What should you work on next?

Is it something fun and exciting? Or something boring and unsexy?

It’s tempting to go for the former. But the fun things aren’t always the “right” thing to build.

Every product needs some boring features and some standard functionality. And as a PM, you need to figure out how to balance the fun stuff with the less fun stuff.

So how do you do that?

Enter the DIE Prioritization Framework

Prioritization frameworks like DIE can help us overcome our tendency to do just the fun stuff. They help us implement a structured and methodical way to approach the question of “what should we build next?”.

DIE was created by the company Baremetrics and is an excellent method for other small software companies who want to get started with prioritization.

How to Use DIE

Step One: Create your list

The first step is to create a list of all of the things we want to score.
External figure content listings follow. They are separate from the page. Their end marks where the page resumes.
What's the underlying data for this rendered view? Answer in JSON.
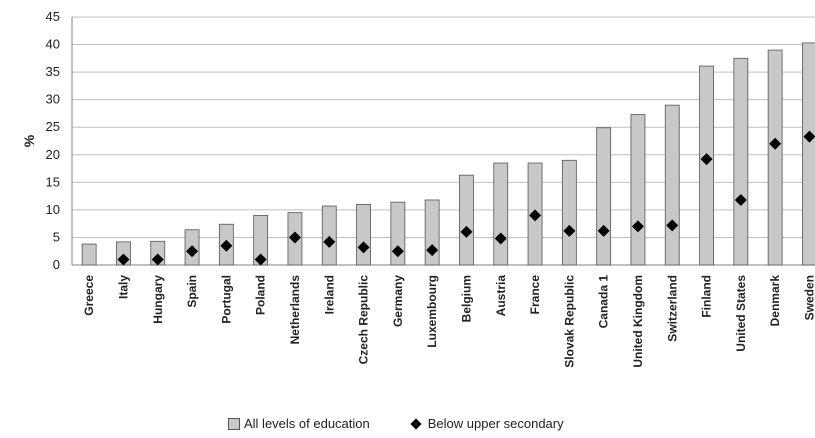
{
  "chart_data": {
    "type": "bar",
    "ylabel": "%",
    "ylim": [
      0,
      45
    ],
    "yticks": [
      0,
      5,
      10,
      15,
      20,
      25,
      30,
      35,
      40,
      45
    ],
    "grid": true,
    "legend_position": "bottom",
    "categories": [
      "Greece",
      "Italy",
      "Hungary",
      "Spain",
      "Portugal",
      "Poland",
      "Netherlands",
      "Ireland",
      "Czech Republic",
      "Germany",
      "Luxembourg",
      "Belgium",
      "Austria",
      "France",
      "Slovak Republic",
      "Canada 1",
      "United Kingdom",
      "Switzerland",
      "Finland",
      "United States",
      "Denmark",
      "Sweden"
    ],
    "series": [
      {
        "name": "All levels of education",
        "kind": "bar",
        "color": "#c8c8c8",
        "values": [
          3.8,
          4.2,
          4.3,
          6.4,
          7.4,
          9.0,
          9.5,
          10.7,
          11.0,
          11.4,
          11.8,
          16.3,
          18.5,
          18.5,
          19.0,
          24.9,
          27.3,
          29.0,
          36.1,
          37.5,
          39.0,
          40.3
        ]
      },
      {
        "name": "Below upper secondary",
        "kind": "marker",
        "color": "#000000",
        "values": [
          null,
          1.0,
          1.0,
          2.5,
          3.5,
          1.0,
          5.0,
          4.2,
          3.2,
          2.5,
          2.7,
          6.0,
          4.8,
          9.0,
          6.2,
          6.2,
          7.0,
          7.2,
          19.2,
          11.8,
          22.0,
          23.3
        ]
      }
    ]
  }
}
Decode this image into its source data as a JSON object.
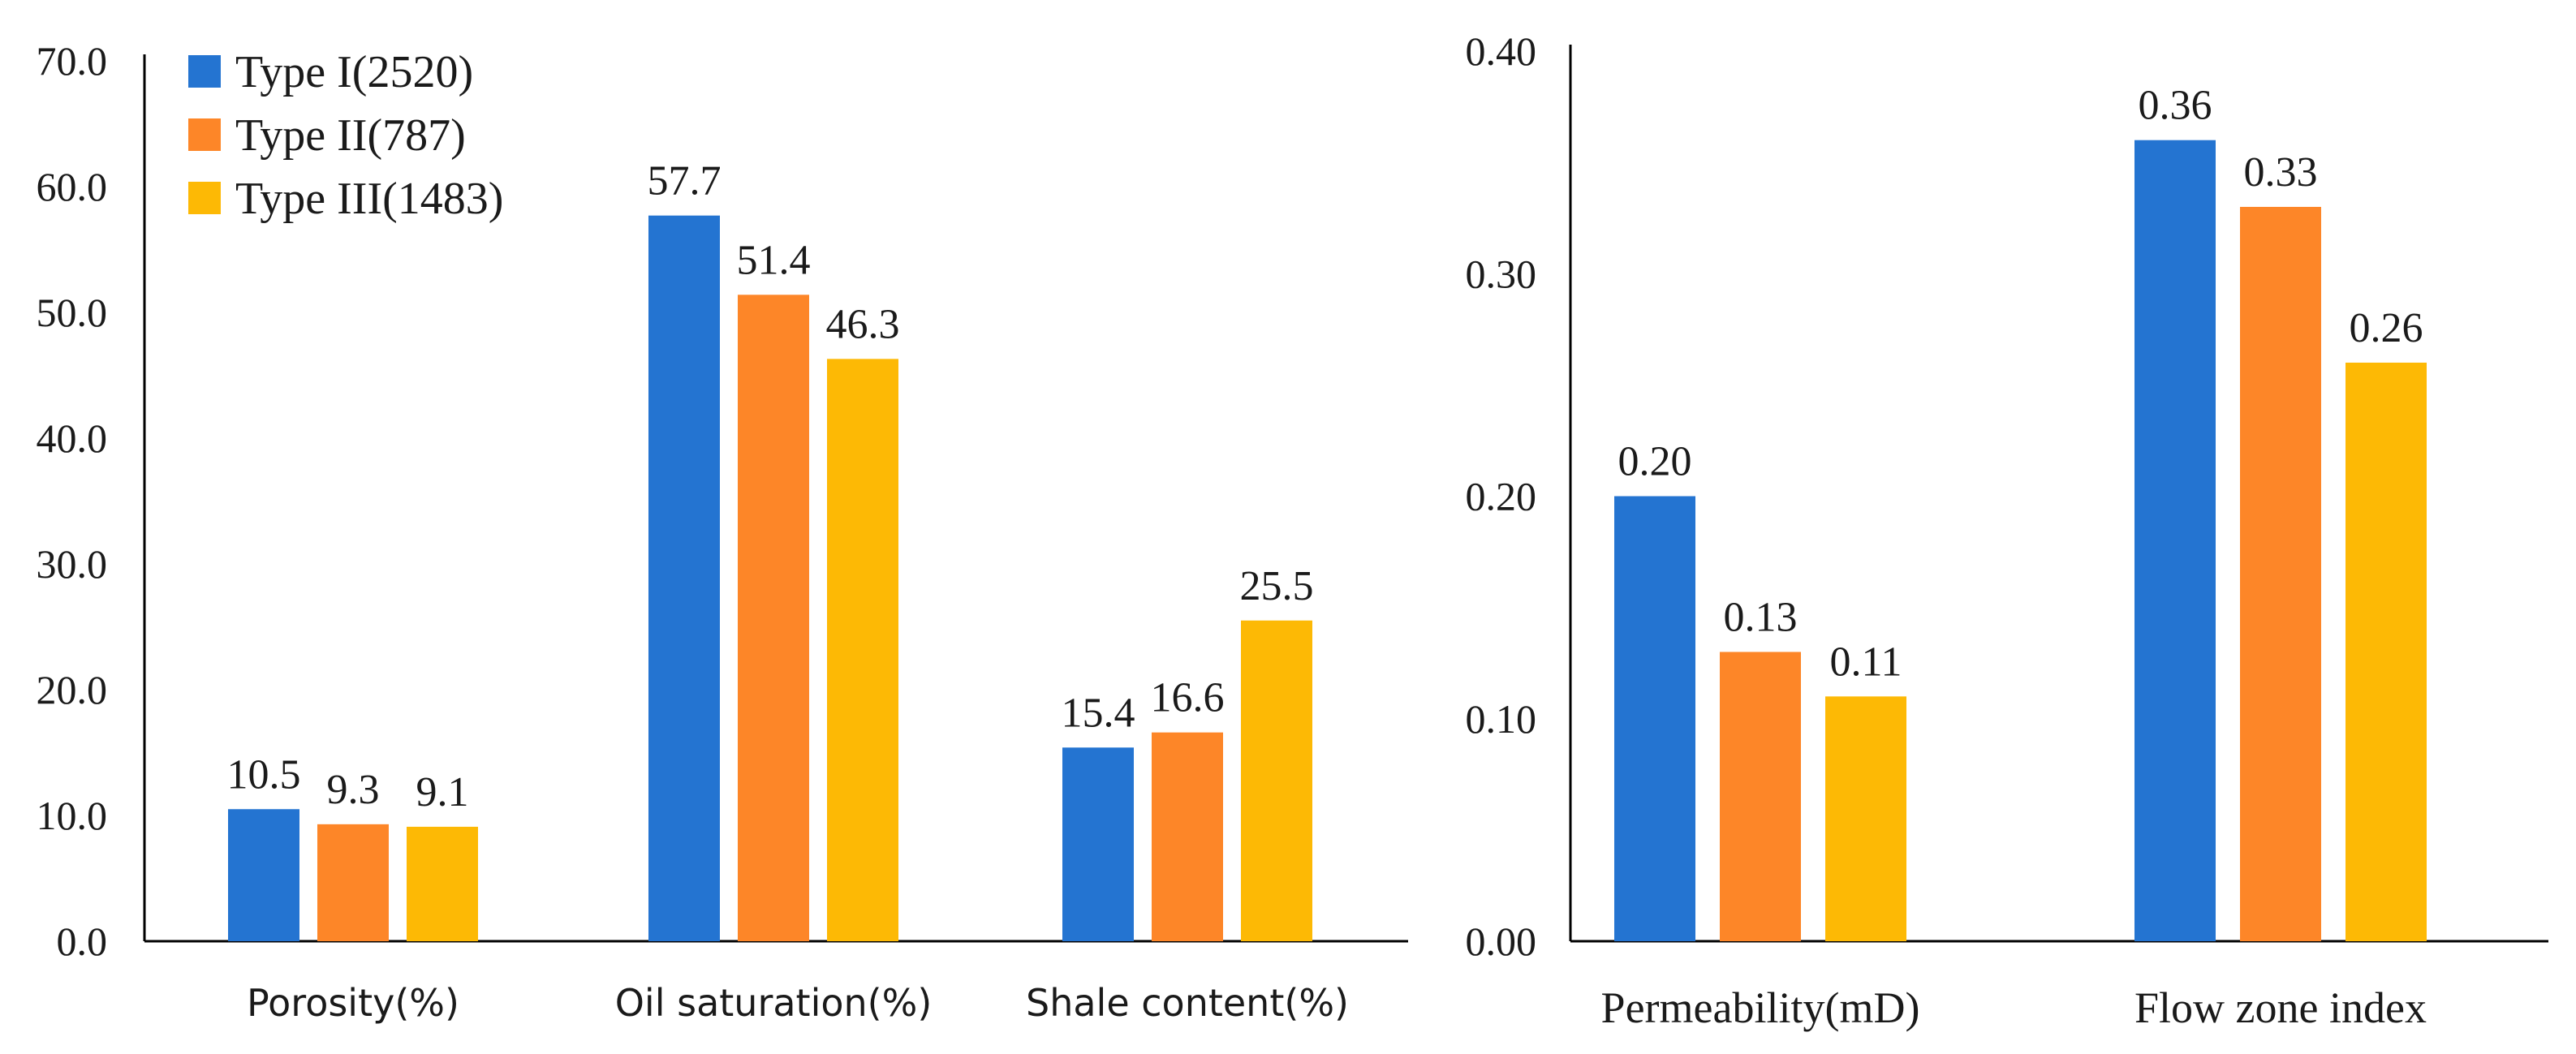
{
  "colors": {
    "type1": "#2474D1",
    "type2": "#FD8628",
    "type3": "#FDB905"
  },
  "legend": [
    {
      "label": "Type I(2520)",
      "color": "#2474D1"
    },
    {
      "label": "Type II(787)",
      "color": "#FD8628"
    },
    {
      "label": "Type III(1483)",
      "color": "#FDB905"
    }
  ],
  "chart_data": [
    {
      "type": "bar",
      "categories": [
        "Porosity(%)",
        "Oil saturation(%)",
        "Shale content(%)"
      ],
      "series": [
        {
          "name": "Type I(2520)",
          "values": [
            10.5,
            57.7,
            15.4
          ],
          "labels": [
            "10.5",
            "57.7",
            "15.4"
          ]
        },
        {
          "name": "Type II(787)",
          "values": [
            9.3,
            51.4,
            16.6
          ],
          "labels": [
            "9.3",
            "51.4",
            "16.6"
          ]
        },
        {
          "name": "Type III(1483)",
          "values": [
            9.1,
            46.3,
            25.5
          ],
          "labels": [
            "9.1",
            "46.3",
            "25.5"
          ]
        }
      ],
      "ylim": [
        0,
        70
      ],
      "yticks": [
        "0.0",
        "10.0",
        "20.0",
        "30.0",
        "40.0",
        "50.0",
        "60.0",
        "70.0"
      ],
      "legend_position": "top-left"
    },
    {
      "type": "bar",
      "categories": [
        "Permeability(mD)",
        "Flow zone index"
      ],
      "series": [
        {
          "name": "Type I(2520)",
          "values": [
            0.2,
            0.36
          ],
          "labels": [
            "0.20",
            "0.36"
          ]
        },
        {
          "name": "Type II(787)",
          "values": [
            0.13,
            0.33
          ],
          "labels": [
            "0.13",
            "0.33"
          ]
        },
        {
          "name": "Type III(1483)",
          "values": [
            0.11,
            0.26
          ],
          "labels": [
            "0.11",
            "0.26"
          ]
        }
      ],
      "ylim": [
        0,
        0.4
      ],
      "yticks": [
        "0.00",
        "0.10",
        "0.20",
        "0.30",
        "0.40"
      ]
    }
  ]
}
These are the things like feature requests, bug fixes, improvements that we want to make. Once you have that, it’s time to move onto the scoring phase.

Step Two: Score your list

The first step is to score each item on that list against three different criteria — demand, impact, and effort. Let’s cover each of the criteria and how to score them.

Demand

Demand asks the question of "how many people need this?"
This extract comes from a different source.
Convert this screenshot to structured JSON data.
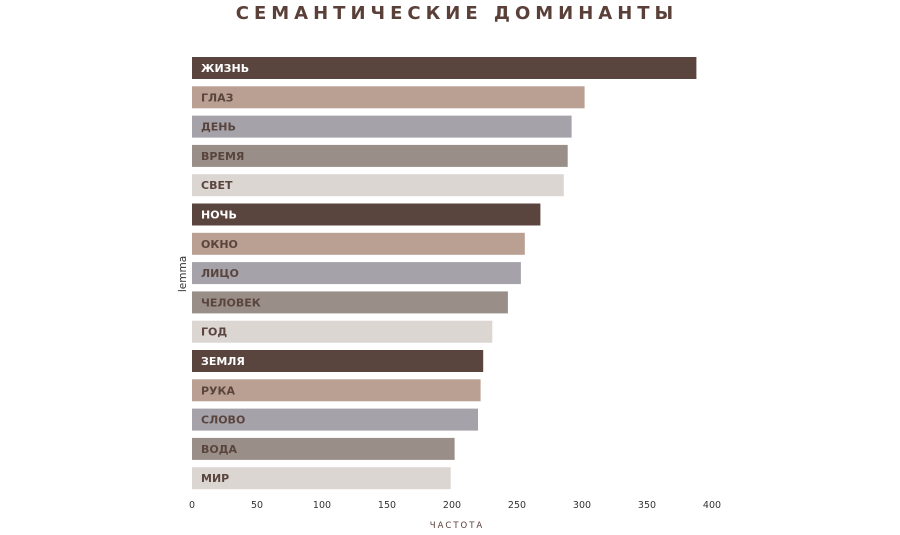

It’s scored on a scale of high, medium, low.

If something is highly in demand and a lot of people want it, you give it one point. Medium demand gets two points. Low demand gets one point.

  • High demand = 1 point
  • Medium demand = 2 points
  • Low demand = 3 points

Easy, right?

Impact

Impact equally easy. Impact asks the question of "how much is this going to move the needle?"

  • High impact = 1 point
  • Medium impact = 2 points
  • Low low impact = 3 points

Effort

Finally, we have effort. This is gauging how much work is this going to take to complete. Instead of an H(1)/M(2)/L(3) scale, we’ll use a t-shirt scale for effort.

  • Very low effort = 1 point
  • Low effort = 2 points
  • Medium effort = 3 points
  • Large effort = 4 points
  • Very large effort = 5 points
  • Massive effort = 6 points

1’s are things like tiny bug fixes while 6’s are things that are practically a redesign/rewrite, or brand-new and complicated functionality.
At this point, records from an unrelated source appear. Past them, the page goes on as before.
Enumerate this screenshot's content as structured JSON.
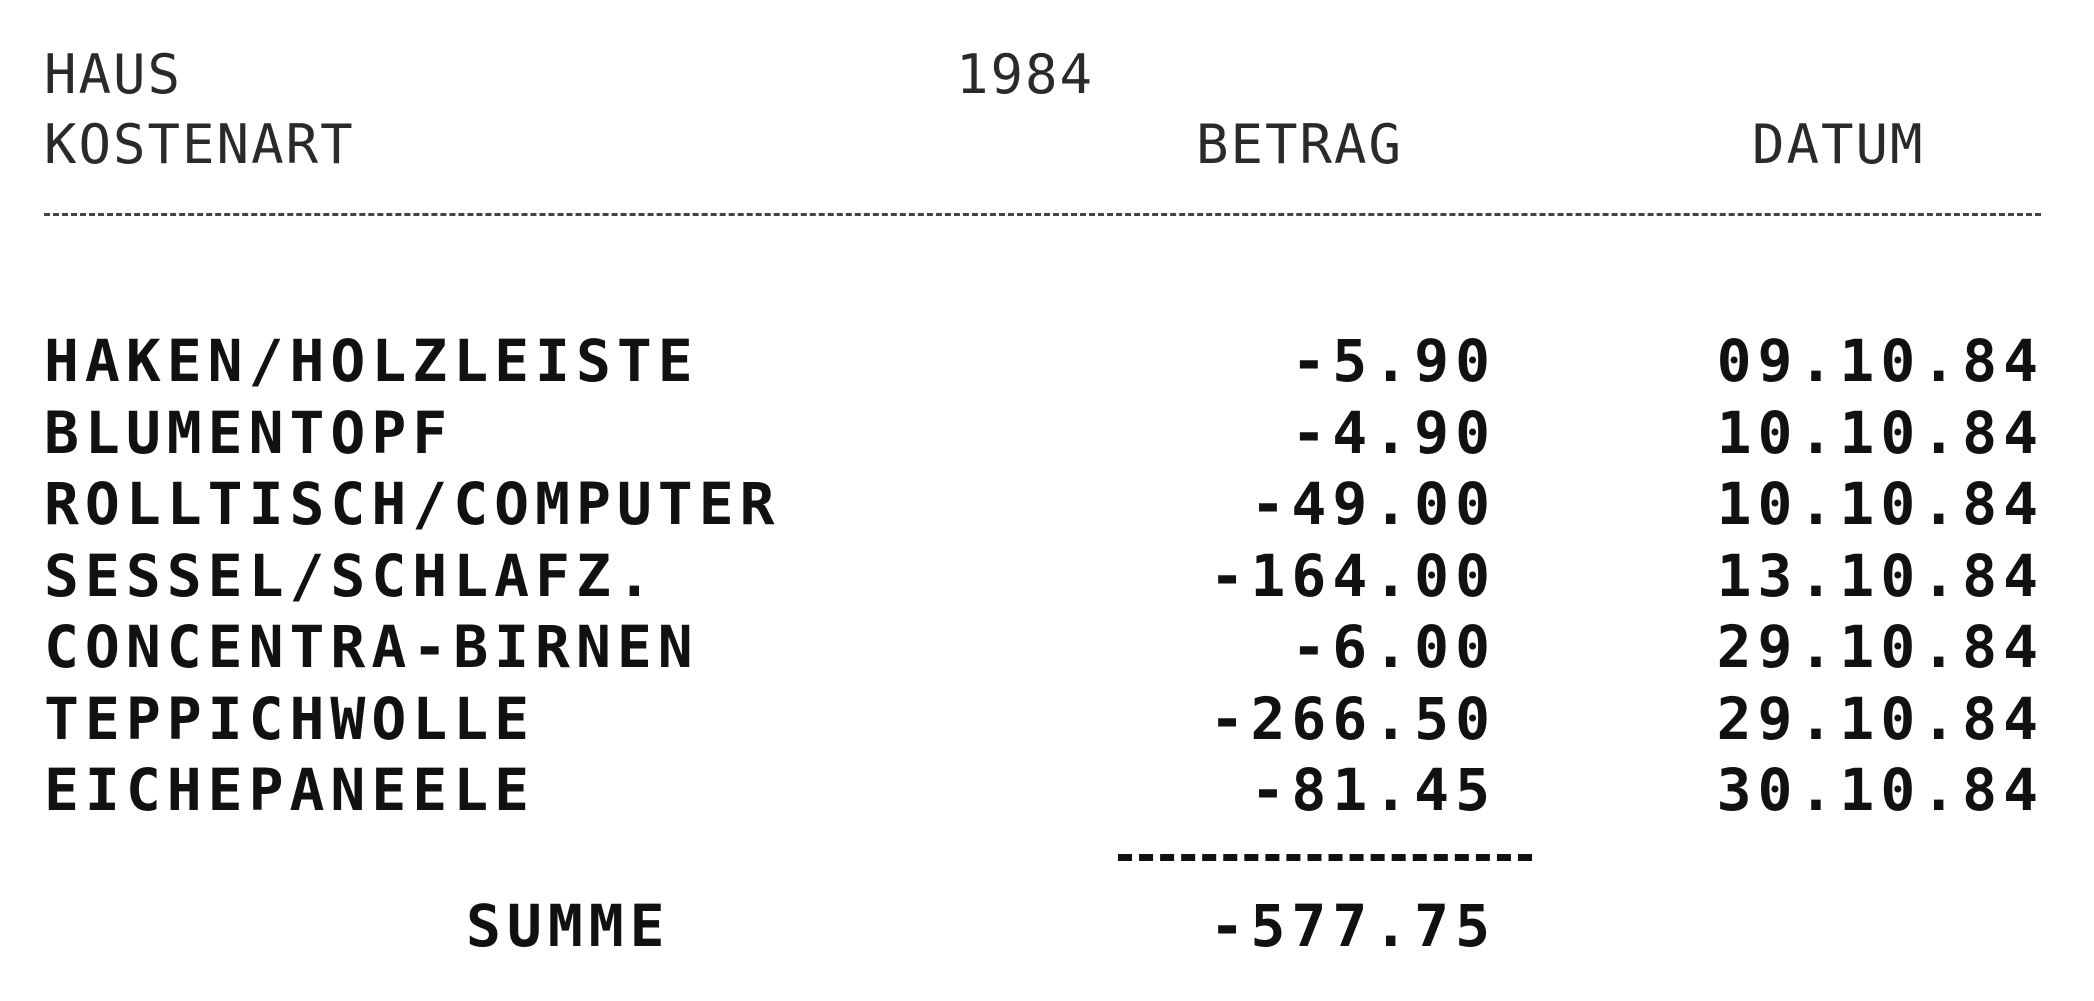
{
  "header": {
    "category": "HAUS",
    "year": "1984",
    "col_item": "KOSTENART",
    "col_amount": "BETRAG",
    "col_date": "DATUM"
  },
  "rows": [
    {
      "item": "HAKEN/HOLZLEISTE",
      "amount": "-5.90",
      "date": "09.10.84"
    },
    {
      "item": "BLUMENTOPF",
      "amount": "-4.90",
      "date": "10.10.84"
    },
    {
      "item": "ROLLTISCH/COMPUTER",
      "amount": "-49.00",
      "date": "10.10.84"
    },
    {
      "item": "SESSEL/SCHLAFZ.",
      "amount": "-164.00",
      "date": "13.10.84"
    },
    {
      "item": "CONCENTRA-BIRNEN",
      "amount": "-6.00",
      "date": "29.10.84"
    },
    {
      "item": "TEPPICHWOLLE",
      "amount": "-266.50",
      "date": "29.10.84"
    },
    {
      "item": "EICHEPANEELE",
      "amount": "-81.45",
      "date": "30.10.84"
    }
  ],
  "total": {
    "label": "SUMME",
    "value": "-577.75"
  }
}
Step Three: Calculate the DIE Score

Calculating the final DIE score for each item is easy. Add them all up!

Demand score + Impact score + Effort score = DIE score

The lowest score wins with DIE.

Where to do DIE prioritization

You can do DIE prioritization in a spreadsheet, or you can do it in Speckled. In Speckled, you’ll be able to reuse the impact and effort scores for other prioritization frameworks like RICE, and be able to try out some other frameworks and build your own.

Try a bunch of methods to find which one works for you

DIE is just one method of prioritization. There are a bunch out there, so play around with a couple and figure out which one is the right prioritization method for your company or your product.